Along with major or religious holidays, celebrate other special days at home in a Montessori way. These include birthdays, anniversaries, graduations, or other occasions your family observes.
Create an Uninterrupted Work Period
The uninterrupted work period is something your child is used to by now. This daily period gives your child the chance to learn at their own pace in a way that’s meaningful on a personal level.
Even though your child doesn’t go to school on the weekends or during holiday breaks, they can still enjoy the Montessori uninterrupted work period at home. To use this educational approach:
- Block out the right amount of time. Teachers typically give young students (ages there through six) three-hour uninterrupted work periods. Choose a three-hour window for your child that works with your at-home schedule.
- Encourage exploration. The classroom uninterrupted work period won’t include group activities or teacher-led lessons. Give your child choices and allow them to guide their own learning process.

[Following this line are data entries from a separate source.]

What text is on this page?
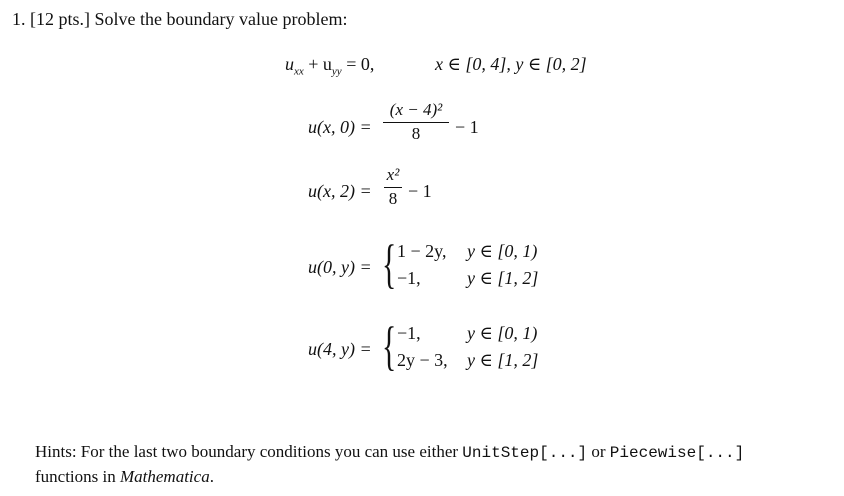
1. [12 pts.] Solve the boundary value problem:
$u_{xx} + u_{yy} = 0$,	x ∈ [0, 4], y ∈ [0, 2]
u(x, 0) =
(x − 4)²
8	− 1
u(x, 2) =
x²
8 − 1
u(0, y) = { 1 − 2y, y ∈ [0, 1)
−1,	y ∈ [1, 2]
u(4, y) = { −1,	y ∈ [0, 1)
2y − 3, y ∈ [1, 2]
Hints: For the last two boundary conditions you can use either UnitStep[...] or Piecewise[...]
functions in Mathematica.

- Eliminate distractions. Limit the potential for distractions during the work period. Turn off the TV or computer, give your child space away from their siblings, and observe instead of interrupting.
If you’re not sure what types of activities or materials to use during your at-home uninterrupted work period, talk to the teacher. The Montessori educator can explain how this period works in the classroom, suggest items for the at-home learning environment, and recommend ways to set-up your child’s home classroom.
Engage in Independence-Building Activities
Montessori schools help young children to build self-confidence and independence. Instead of the teacher taking the lead, the child puts themselves in charge of their own education. To foster a sense of independence and encourage self-motivation when your child isn’t in school:
- Choose practical activities. Give your child the chance to help prepare their own meal, organize their own in-home classroom space, or engage in similar practical activities.
- Give your child freedom, within limits. Even though it’s still important to supervise your child, you can give them some freedom. Instead of hovering over their every move at home or facilitating activities, take a step back and let your preschooler lead.
- Allow self-correction. Your child needs the chance to fail — sometimes. If your child doesn’t succeed at a task the first time, let them self-correct and try again. When your child does master the new task, they’ll also have a new sense of independence.
Like holiday celebrations and the uninterrupted work period, your child’s Montessori teacher can help you to choose independence-building activities for the home environment.